The articles I wrote in the last year fell into three categories.

Links to these articles are at: http://www.cl.cam.ac.uk/~mjcg/plans/Articles.html.

Thoughts on what to do next

I’ve enjoyed writing articles and have ideas for more. Reading the background material needed to write expositions of technical stuff seems like a good way to keep my ageing brain healthy … and it reminds me of halcyon days as a PhD student in Edinburgh, when I’d sometimes go for days to the George Square Library to try to understand just one paper.

For a while I thought I might write something with the goal of updating my knowledge of functional programming – until recently this had barely changed since being acquired in the 1970s when I worked for Robin Milner. Random surfing lead me to Miran Lipovača’s lucid and entertaining Haskell tutorial and Bartosz Milewski’s charmingly droll and remarkably intelligible writings and YouTube videos. Absorbing these is sufficient to achieve my goal … so I’m now looking for another article idea.

In parallel with transient bursts of one-off article writing, I’d also like to find a longer term writing project.

I had thought I’d attend more scientific meetings as I still have access to grant money to pay the expenses, but I’m finding that conferences seem less alluring than I expected, perhaps because I no longer need to network for research collaborations and funding. I still hope to go to the occasional one to keep in touch and learn about new things.
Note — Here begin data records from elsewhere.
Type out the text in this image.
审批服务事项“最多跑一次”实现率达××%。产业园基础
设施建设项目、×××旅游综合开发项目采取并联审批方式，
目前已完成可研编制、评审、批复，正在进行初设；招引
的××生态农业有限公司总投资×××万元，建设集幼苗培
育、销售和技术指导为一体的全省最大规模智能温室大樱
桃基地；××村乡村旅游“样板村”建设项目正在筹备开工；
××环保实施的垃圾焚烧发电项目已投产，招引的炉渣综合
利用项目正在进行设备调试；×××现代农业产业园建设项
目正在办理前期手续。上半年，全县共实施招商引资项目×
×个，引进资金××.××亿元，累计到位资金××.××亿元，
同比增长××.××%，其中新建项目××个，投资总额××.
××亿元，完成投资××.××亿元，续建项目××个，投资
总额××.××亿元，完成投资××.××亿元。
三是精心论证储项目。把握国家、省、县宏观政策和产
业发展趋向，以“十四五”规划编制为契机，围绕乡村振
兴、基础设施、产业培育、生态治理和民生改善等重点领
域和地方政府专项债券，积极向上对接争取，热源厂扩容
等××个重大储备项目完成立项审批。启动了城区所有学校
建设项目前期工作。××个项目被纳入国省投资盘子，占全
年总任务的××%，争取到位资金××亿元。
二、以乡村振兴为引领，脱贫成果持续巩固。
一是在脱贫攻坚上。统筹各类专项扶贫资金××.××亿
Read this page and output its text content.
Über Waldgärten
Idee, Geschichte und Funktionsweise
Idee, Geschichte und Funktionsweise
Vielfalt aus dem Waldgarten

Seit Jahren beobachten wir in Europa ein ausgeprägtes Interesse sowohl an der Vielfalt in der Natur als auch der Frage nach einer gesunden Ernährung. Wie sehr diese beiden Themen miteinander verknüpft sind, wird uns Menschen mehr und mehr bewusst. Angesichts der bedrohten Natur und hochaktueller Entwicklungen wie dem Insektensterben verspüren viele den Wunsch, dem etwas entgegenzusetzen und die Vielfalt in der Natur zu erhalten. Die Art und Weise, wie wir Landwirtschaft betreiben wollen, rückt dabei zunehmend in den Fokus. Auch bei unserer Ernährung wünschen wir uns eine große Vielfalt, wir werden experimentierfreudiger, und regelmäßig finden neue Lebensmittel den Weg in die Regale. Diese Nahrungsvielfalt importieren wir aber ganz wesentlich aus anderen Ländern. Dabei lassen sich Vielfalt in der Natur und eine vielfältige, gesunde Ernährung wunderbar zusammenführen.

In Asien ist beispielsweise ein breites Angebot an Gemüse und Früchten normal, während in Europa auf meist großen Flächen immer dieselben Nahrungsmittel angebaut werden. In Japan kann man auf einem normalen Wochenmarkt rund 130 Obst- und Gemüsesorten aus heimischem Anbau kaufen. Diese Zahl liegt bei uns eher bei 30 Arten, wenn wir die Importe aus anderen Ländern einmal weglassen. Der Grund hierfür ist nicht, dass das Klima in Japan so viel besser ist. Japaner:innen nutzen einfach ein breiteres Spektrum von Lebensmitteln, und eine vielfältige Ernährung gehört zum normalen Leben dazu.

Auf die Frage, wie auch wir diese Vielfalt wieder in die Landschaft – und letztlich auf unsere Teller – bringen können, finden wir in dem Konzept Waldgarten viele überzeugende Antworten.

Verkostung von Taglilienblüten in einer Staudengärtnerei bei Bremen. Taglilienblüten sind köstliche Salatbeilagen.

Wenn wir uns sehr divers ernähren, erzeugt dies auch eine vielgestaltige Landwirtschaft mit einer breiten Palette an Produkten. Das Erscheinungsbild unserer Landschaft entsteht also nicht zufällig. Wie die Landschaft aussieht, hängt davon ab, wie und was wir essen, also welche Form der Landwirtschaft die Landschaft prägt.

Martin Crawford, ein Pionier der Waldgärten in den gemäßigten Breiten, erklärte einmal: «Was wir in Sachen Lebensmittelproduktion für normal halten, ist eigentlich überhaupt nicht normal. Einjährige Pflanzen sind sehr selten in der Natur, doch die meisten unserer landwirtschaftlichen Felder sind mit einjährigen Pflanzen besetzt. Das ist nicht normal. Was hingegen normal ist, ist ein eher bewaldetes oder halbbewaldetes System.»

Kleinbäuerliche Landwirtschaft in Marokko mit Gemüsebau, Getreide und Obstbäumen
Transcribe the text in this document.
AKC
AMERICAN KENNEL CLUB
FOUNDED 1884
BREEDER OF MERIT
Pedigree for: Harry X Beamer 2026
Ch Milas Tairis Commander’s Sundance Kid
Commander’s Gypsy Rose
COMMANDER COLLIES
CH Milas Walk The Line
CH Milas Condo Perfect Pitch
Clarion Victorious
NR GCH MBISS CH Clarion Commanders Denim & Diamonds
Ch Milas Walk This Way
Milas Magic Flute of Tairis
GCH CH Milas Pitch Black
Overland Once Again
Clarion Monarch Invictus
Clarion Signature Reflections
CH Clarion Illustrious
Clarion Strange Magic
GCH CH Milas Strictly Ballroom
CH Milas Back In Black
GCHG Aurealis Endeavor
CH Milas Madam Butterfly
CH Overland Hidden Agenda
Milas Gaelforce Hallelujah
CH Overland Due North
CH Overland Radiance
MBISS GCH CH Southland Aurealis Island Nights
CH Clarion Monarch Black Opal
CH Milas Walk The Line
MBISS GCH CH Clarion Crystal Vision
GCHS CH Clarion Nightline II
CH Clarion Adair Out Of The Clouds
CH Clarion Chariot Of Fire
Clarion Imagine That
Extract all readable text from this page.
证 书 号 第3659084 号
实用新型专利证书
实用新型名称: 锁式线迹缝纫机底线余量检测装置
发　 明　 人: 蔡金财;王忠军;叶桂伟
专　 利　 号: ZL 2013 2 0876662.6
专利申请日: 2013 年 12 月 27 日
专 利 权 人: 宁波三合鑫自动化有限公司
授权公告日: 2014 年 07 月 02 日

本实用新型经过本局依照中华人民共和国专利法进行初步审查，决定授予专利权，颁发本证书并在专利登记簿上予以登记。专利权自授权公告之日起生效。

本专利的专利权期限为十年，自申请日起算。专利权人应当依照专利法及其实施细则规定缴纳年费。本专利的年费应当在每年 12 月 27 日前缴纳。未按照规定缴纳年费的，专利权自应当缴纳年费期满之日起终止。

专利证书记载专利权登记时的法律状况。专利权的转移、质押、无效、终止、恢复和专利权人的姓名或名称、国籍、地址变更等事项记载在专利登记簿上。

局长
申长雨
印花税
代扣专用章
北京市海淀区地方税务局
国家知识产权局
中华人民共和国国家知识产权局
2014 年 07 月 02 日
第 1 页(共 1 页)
I feel pretty happy at the moment and I want to remain so as I age. To this end I’ve been exploring how to transition psychologically from work to retirement – see my article on failing to learn mindfulness. Other possibilities I’m toying with include another attempt to get mindfulness training, taking classes in tai chi or qigong, reading about existentialism and attending a Stoicon conference. As far as I know the only terminal condition I suffer from is life itself, but articles like this suggest a few LSD or psilocybin trips might improve my attitude to living and to my inevitable demise … alas this is tricky to implement.

I wrote in my retirement-planning web page that retirement feels like being on sabbatical without any worries that time is running out and academic chores will soon be back … it still does.


First complete draft: February 15, 2017.